Secondly a Korean YouTuber who broadcasts under the name of “the man sitting next to me”. In Korean they call making these video gongbang, which translates to “study broadcast”. Normally the man sitting next to me live streams but here is a recording with a background rain sound effect thrown in for good measure.
And thirdly Jamie Lee, who lives in New York and has a YouTube channel called “The Strive to Fit.” She started her channel when she was in medical school but even though she has now qualified as a doctor she continues to broadcast. Unlike The Man Sitting Next to Me, Jamie’s “study with me” video are pre-recorded. Two clips from Jamie, the first a typical study session, with background music, its already had 1.3 million views, and secondly a get to know me video where Jamie answers questions.
What purpose do they serve?
As you can see from these videos each person has their own individual style with some streaming live whilst others are pre-recorded and slightly more professional with music, the sound of rain or pen on paper etc. As a slight aside if you just want the background noise and a relaxing scene, here are a few more videos, an ancient library with a roaring fire, a cosy library with jazz playing in the background and heavy rain that will apparently help you throw away that stress.
But what’s the point of these videos, why do people find them helpful?
- Motivational and help with feelings of isolation – the YouTubers who make these videos are all students, they are therefore by definition the same as the people watching, and if they can sit down for two and a half hours and study, I guess you can do the same. Rather than getting in with a “bad crowd” you’re in with the good guys, they are hardworking, studious, and ambitious, their behaviour and attitude can and does rub off. This is consistent with Albert Banduras social learning theory, where he discovered that when people observe others they begin to model and imitate their behaviours. In addition, these are communities, comments are made underneath the videos by the many students that watch them, reminding you that you are not alone, and that others are feeling the same pressures. These YouTubers often connect on a personal level, by explaining why they work so hard and sharing details of their personal lives, successes and failures. To all intents and purpose, they are your study buddy.
- Excellent for time management – the Pomodoro technique, which was mentioned above is where you break your studying down into short 25-minute sessions, these videos work very much in the same way by helping manage your time. In fact, as you saw in the Thomas Frank video, he actually studies for exactly 25 minutes.

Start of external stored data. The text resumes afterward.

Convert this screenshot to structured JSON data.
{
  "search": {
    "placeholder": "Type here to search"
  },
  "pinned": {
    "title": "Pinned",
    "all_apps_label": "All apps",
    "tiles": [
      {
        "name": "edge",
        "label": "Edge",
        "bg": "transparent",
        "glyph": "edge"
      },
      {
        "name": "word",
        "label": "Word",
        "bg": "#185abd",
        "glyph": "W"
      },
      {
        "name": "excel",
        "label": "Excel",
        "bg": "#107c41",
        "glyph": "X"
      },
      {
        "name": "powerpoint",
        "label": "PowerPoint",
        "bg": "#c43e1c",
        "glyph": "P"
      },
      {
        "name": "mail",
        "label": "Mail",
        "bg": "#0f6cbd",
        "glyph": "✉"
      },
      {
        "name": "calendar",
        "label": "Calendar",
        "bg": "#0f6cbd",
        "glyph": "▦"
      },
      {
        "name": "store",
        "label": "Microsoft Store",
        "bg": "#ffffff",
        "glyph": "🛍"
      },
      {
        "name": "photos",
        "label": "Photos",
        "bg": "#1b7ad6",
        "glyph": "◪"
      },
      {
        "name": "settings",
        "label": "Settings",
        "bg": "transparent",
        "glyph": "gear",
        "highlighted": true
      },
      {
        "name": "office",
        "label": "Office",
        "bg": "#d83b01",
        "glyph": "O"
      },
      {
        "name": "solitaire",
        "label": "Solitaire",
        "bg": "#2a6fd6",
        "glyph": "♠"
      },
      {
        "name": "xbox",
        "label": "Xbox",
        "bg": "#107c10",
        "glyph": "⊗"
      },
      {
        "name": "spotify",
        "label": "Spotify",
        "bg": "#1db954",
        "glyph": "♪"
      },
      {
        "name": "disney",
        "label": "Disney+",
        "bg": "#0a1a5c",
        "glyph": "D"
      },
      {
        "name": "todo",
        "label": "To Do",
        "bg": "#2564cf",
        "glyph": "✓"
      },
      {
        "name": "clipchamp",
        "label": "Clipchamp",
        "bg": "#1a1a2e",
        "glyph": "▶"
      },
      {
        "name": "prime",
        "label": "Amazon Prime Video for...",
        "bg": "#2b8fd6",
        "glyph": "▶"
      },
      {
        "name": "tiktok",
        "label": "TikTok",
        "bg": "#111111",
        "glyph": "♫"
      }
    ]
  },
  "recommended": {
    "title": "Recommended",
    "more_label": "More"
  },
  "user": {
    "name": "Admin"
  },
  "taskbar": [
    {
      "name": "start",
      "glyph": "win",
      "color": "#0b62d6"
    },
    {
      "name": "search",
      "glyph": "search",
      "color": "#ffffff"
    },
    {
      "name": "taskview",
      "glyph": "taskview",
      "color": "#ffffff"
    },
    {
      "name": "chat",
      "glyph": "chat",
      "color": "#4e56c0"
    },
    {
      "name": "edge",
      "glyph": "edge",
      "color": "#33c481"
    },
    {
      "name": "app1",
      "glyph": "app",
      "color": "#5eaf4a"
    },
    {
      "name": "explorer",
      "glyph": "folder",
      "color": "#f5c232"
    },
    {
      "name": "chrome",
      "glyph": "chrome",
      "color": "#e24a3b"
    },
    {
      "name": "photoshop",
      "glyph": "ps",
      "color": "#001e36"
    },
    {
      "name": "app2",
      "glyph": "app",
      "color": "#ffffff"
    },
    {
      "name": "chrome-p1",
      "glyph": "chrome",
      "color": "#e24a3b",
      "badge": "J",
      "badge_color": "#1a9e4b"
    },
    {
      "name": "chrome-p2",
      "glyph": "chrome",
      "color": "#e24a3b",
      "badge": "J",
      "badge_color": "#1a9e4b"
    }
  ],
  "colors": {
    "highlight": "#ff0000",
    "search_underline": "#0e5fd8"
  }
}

There is also some evidence to show that studying like this in short bursts helps with memory and improved attention.
- An inspiring learning environment – environment plays an important when it comes to learning, having a physical location where you study can get you into the right mood as soon as you enter it. It’s one of the reasons people go to a library, you know that before you walk through those doors what you are there for and need to do. As a result, when you sit down at your desk open up your laptop and put on your study with me video, it’s time to start work.
- Good study practice – in addition to producing the study with me videos many YouTubers will offer up study tips such as how to use mind maps, memory skills, effective note taking etc.
- But the research shows that silence is the best – it may be that the sound of rain or the scribbles of a pen on paper help you feel less isolated, almost all of the research in this area has shown that problem solving and memory recall tasks are performed better in silence. As a result, there may be a time when you would be best just turning the sound down.
- They help the YouTuber as well – most of those making these videos acknowledge that because they feel a responsibility to their fellow students it motivates them to study as well.
One final observation about these videos they are not collaborative in the sense that students work together in order to solve a problem, that’s just not what they are trying to achieve.
But which one is best, Top Gun or study with me videos?